2006 sera une année charnière pour cette équipe qui va disputer sa cinquième saison. La naissance d'une écurie de F 1 génère souvent bien des errements et ce fut le cas également pour Toyota. Puis intervint la réorganisation, avec en quelque sorte la "prise de pouvoir" de Mike Gascoygne qui est plus un fédérateur qu'un grand ingénieur de la F 1. Mais la suite de l'histoire lui a donné raison puisque d'incontestables progrès ont été accomplis, notamment l'an passé où les premières performances marquantes sont venues s'inscrire à un palmarès qui était jusque-là totalement vierge. Si Gascoygne respecte son propre objectif, le géant de la construction automobile mondiale pourrait bien emporter sa première victoire cette année. Il en a les moyens. Tout d'abord, avec une remarquable équipe de motoristes, dirigée par Luca Marmorini. Ensuite avec une équipe châssis qui s'affine jour après jour avec de nouveaux éléments, notamment dans le domaine des pneus, où Bridgestone remplace Michelin. Pour Toyota, c'est donc l'année ou jamais de s'affirmer chez les grands de la Formule 1. Un échelon à ne pas manquer.
Châssis : T.F. 106.
Moteur : V 8 à 90 degrés type Toyota RVX 06.
Pneus Bridgestone.
Le saviez-vous ?
Comme Ferrari, Toyota dispose à plein temps des services d'un troisième pilote (Riccardo Zonta) et d'un essayeur : Olivier Panis. Olivier a été surtout chargé des essais du nouveau V 8. 
Les pilotes.
7 - Ralf Schumacher.
Allemand, né le 30 juin 1975.
145 grands prix, 6 pole positions, 6 victoires.

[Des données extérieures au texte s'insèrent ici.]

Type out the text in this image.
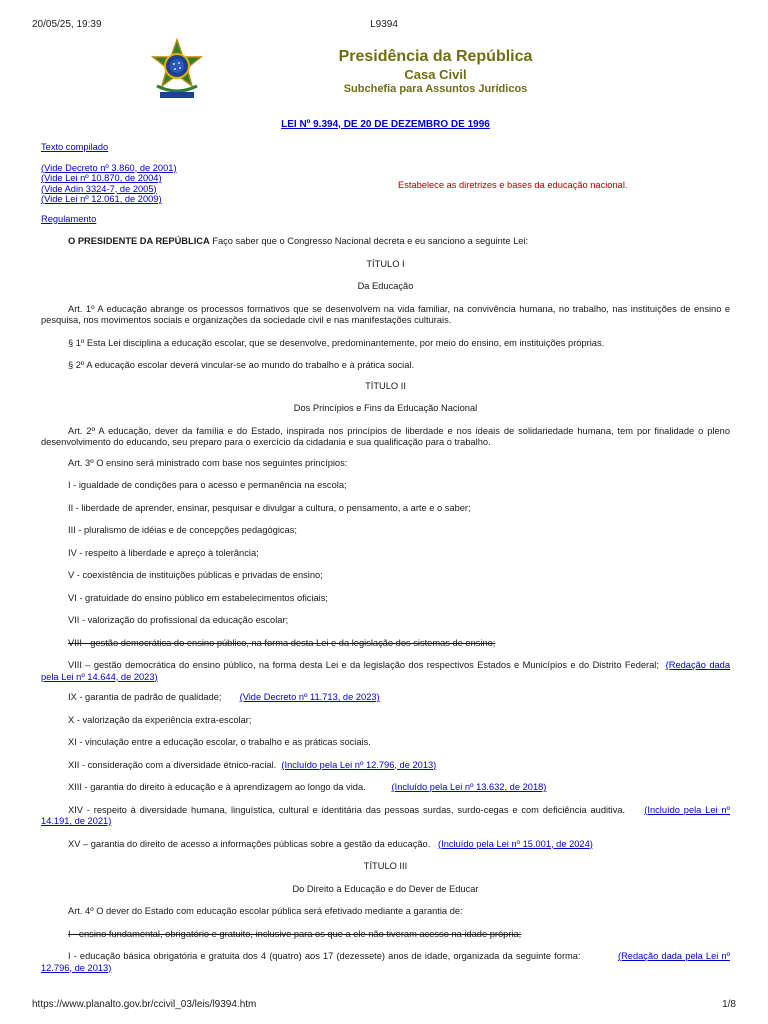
20/05/25, 19:39	L9394
Presidência da República
Casa Civil
Subchefia para Assuntos Jurídicos
LEI Nº 9.394, DE 20 DE DEZEMBRO DE 1996

Texto compilado

(Vide Decreto nº 3.860, de 2001)
(Vide Lei nº 10.870, de 2004)
(Vide Adin 3324-7, de 2005)
(Vide Lei nº 12.061, de 2009)
Estabelece as diretrizes e bases da educação nacional.

Regulamento

O PRESIDENTE DA REPÚBLICA Faço saber que o Congresso Nacional decreta e eu sanciono a seguinte Lei:

TÍTULO I

Da Educação

Art. 1º A educação abrange os processos formativos que se desenvolvem na vida familiar, na convivência humana, no trabalho, nas instituições de ensino e pesquisa, nos movimentos sociais e organizações da sociedade civil e nas manifestações culturais.

§ 1º Esta Lei disciplina a educação escolar, que se desenvolve, predominantemente, por meio do ensino, em instituições próprias.

§ 2º A educação escolar deverá vincular-se ao mundo do trabalho e à prática social.

TÍTULO II

Dos Princípios e Fins da Educação Nacional

Art. 2º A educação, dever da família e do Estado, inspirada nos princípios de liberdade e nos ideais de solidariedade humana, tem por finalidade o pleno desenvolvimento do educando, seu preparo para o exercício da cidadania e sua qualificação para o trabalho.

Art. 3º O ensino será ministrado com base nos seguintes princípios:

I - igualdade de condições para o acesso e permanência na escola;

II - liberdade de aprender, ensinar, pesquisar e divulgar a cultura, o pensamento, a arte e o saber;

III - pluralismo de idéias e de concepções pedagógicas;

IV - respeito à liberdade e apreço à tolerância;

V - coexistência de instituições públicas e privadas de ensino;

VI - gratuidade do ensino público em estabelecimentos oficiais;

VII - valorização do profissional da educação escolar;

VIII - gestão democrática do ensino público, na forma desta Lei e da legislação dos sistemas de ensino;

VIII – gestão democrática do ensino público, na forma desta Lei e da legislação dos respectivos Estados e Municípios e do Distrito Federal; (Redação dada pela Lei nº 14.644, de 2023)

IX - garantia de padrão de qualidade; (Vide Decreto nº 11.713, de 2023)

X - valorização da experiência extra-escolar;

XI - vinculação entre a educação escolar, o trabalho e as práticas sociais.

XII - consideração com a diversidade étnico-racial. (Incluído pela Lei nº 12.796, de 2013)

XIII - garantia do direito à educação e à aprendizagem ao longo da vida.	(Incluído pela Lei nº 13.632, de 2018)

XIV - respeito à diversidade humana, linguística, cultural e identitária das pessoas surdas, surdo-cegas e com deficiência auditiva. (Incluído pela Lei nº 14.191, de 2021)

XV – garantia do direito de acesso a informações públicas sobre a gestão da educação. (Incluído pela Lei nº 15.001, de 2024)

TÍTULO III

Do Direito à Educação e do Dever de Educar

Art. 4º O dever do Estado com educação escolar pública será efetivado mediante a garantia de:

I - ensino fundamental, obrigatório e gratuito, inclusive para os que a ele não tiveram acesso na idade própria;

I - educação básica obrigatória e gratuita dos 4 (quatro) aos 17 (dezessete) anos de idade, organizada da seguinte forma:	(Redação dada pela Lei nº 12.796, de 2013)

https://www.planalto.gov.br/ccivil_03/leis/l9394.htm	1/8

Meilleur classement en championnat du monde : 4ème en 2001 et 2002.
8 - Jarno Trulli.
Italien, né le 13 juillet 1974.
146 grands prix, 3 pole positions, 1 victoire.

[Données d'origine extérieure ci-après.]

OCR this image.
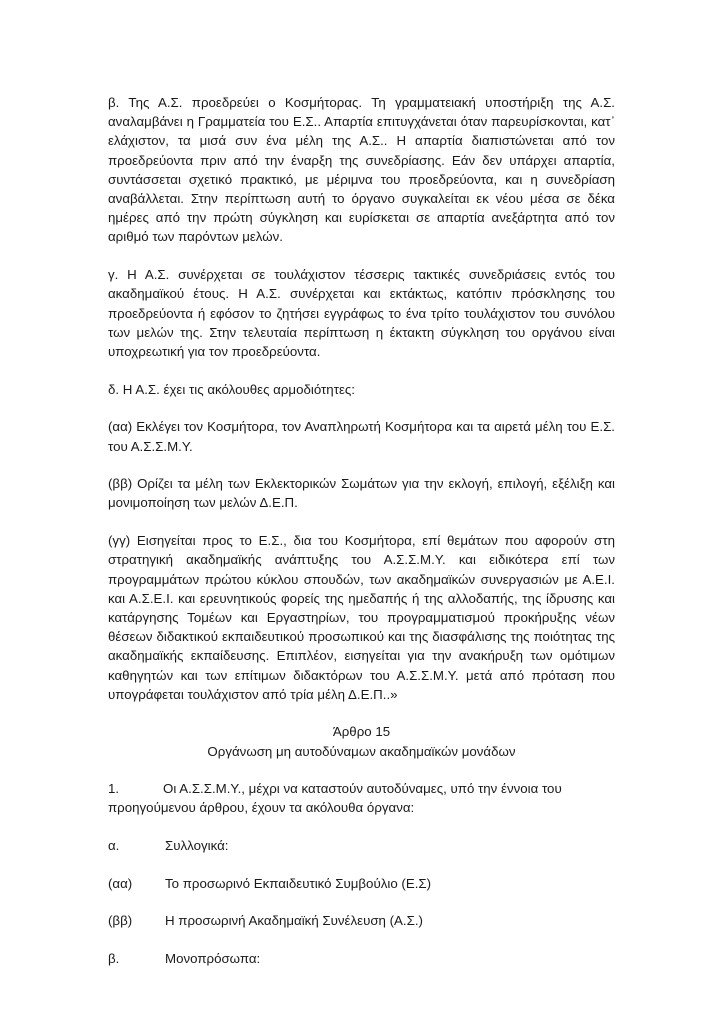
β. Της Α.Σ. προεδρεύει ο Κοσμήτορας. Τη γραμματειακή υποστήριξη της Α.Σ. αναλαμβάνει η Γραμματεία του Ε.Σ.. Απαρτία επιτυγχάνεται όταν παρευρίσκονται, κατ᾽ ελάχιστον, τα μισά συν ένα μέλη της Α.Σ.. Η απαρτία διαπιστώνεται από τον προεδρεύοντα πριν από την έναρξη της συνεδρίασης. Εάν δεν υπάρχει απαρτία, συντάσσεται σχετικό πρακτικό, με μέριμνα του προεδρεύοντα, και η συνεδρίαση αναβάλλεται. Στην περίπτωση αυτή το όργανο συγκαλείται εκ νέου μέσα σε δέκα ημέρες από την πρώτη σύγκληση και ευρίσκεται σε απαρτία ανεξάρτητα από τον αριθμό των παρόντων μελών.

γ. Η Α.Σ. συνέρχεται σε τουλάχιστον τέσσερις τακτικές συνεδριάσεις εντός του ακαδημαϊκού έτους. Η Α.Σ. συνέρχεται και εκτάκτως, κατόπιν πρόσκλησης του προεδρεύοντα ή εφόσον το ζητήσει εγγράφως το ένα τρίτο τουλάχιστον του συνόλου των μελών της. Στην τελευταία περίπτωση η έκτακτη σύγκληση του οργάνου είναι υποχρεωτική για τον προεδρεύοντα.

δ. Η Α.Σ. έχει τις ακόλουθες αρμοδιότητες:

(αα) Εκλέγει τον Κοσμήτορα, τον Αναπληρωτή Κοσμήτορα και τα αιρετά μέλη του Ε.Σ. του Α.Σ.Σ.Μ.Υ.

(ββ) Ορίζει τα μέλη των Εκλεκτορικών Σωμάτων για την εκλογή, επιλογή, εξέλιξη και μονιμοποίηση των μελών Δ.Ε.Π.

(γγ) Εισηγείται προς το Ε.Σ., δια του Κοσμήτορα, επί θεμάτων που αφορούν στη στρατηγική ακαδημαϊκής ανάπτυξης του Α.Σ.Σ.Μ.Υ. και ειδικότερα επί των προγραμμάτων πρώτου κύκλου σπουδών, των ακαδημαϊκών συνεργασιών με Α.Ε.Ι. και Α.Σ.Ε.Ι. και ερευνητικούς φορείς της ημεδαπής ή της αλλοδαπής, της ίδρυσης και κατάργησης Τομέων και Εργαστηρίων, του προγραμματισμού προκήρυξης νέων θέσεων διδακτικού εκπαιδευτικού προσωπικού και της διασφάλισης της ποιότητας της ακαδημαϊκής εκπαίδευσης. Επιπλέον, εισηγείται για την ανακήρυξη των ομότιμων καθηγητών και των επίτιμων διδακτόρων του Α.Σ.Σ.Μ.Υ. μετά από πρόταση που υπογράφεται τουλάχιστον από τρία μέλη Δ.Ε.Π..»

Άρθρο 15

Οργάνωση μη αυτοδύναμων ακαδημαϊκών μονάδων

1.	Οι Α.Σ.Σ.Μ.Υ., μέχρι να καταστούν αυτοδύναμες, υπό την έννοια του προηγούμενου άρθρου, έχουν τα ακόλουθα όργανα:
α.	Συλλογικά:
(αα)	Το προσωρινό Εκπαιδευτικό Συμβούλιο (Ε.Σ)
(ββ)	Η προσωρινή Ακαδημαϊκή Συνέλευση (Α.Σ.)
β.	Μονοπρόσωπα:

Meilleur classement au championnat du monde : 6ème en 2004.
Les plus, les moins.
Les plus :
Le plus gros budget de la F 1.
L'organisation Gascoygne.
Les motoristes.
Les moins :
Maturité ou inexpérience ?
Gestion des pilotes.
Un tandem de pilotes difficile à gérer, c'est un lieu commun. Mais chez Toyota, le problème peut influer sur la technique. Ainsi, la version B de la T.F. 105 disposait d'une suspension avant complètement modifiée pour aider Ralf Schumacher. Du coup, Trulli n'aimait plus la voiture.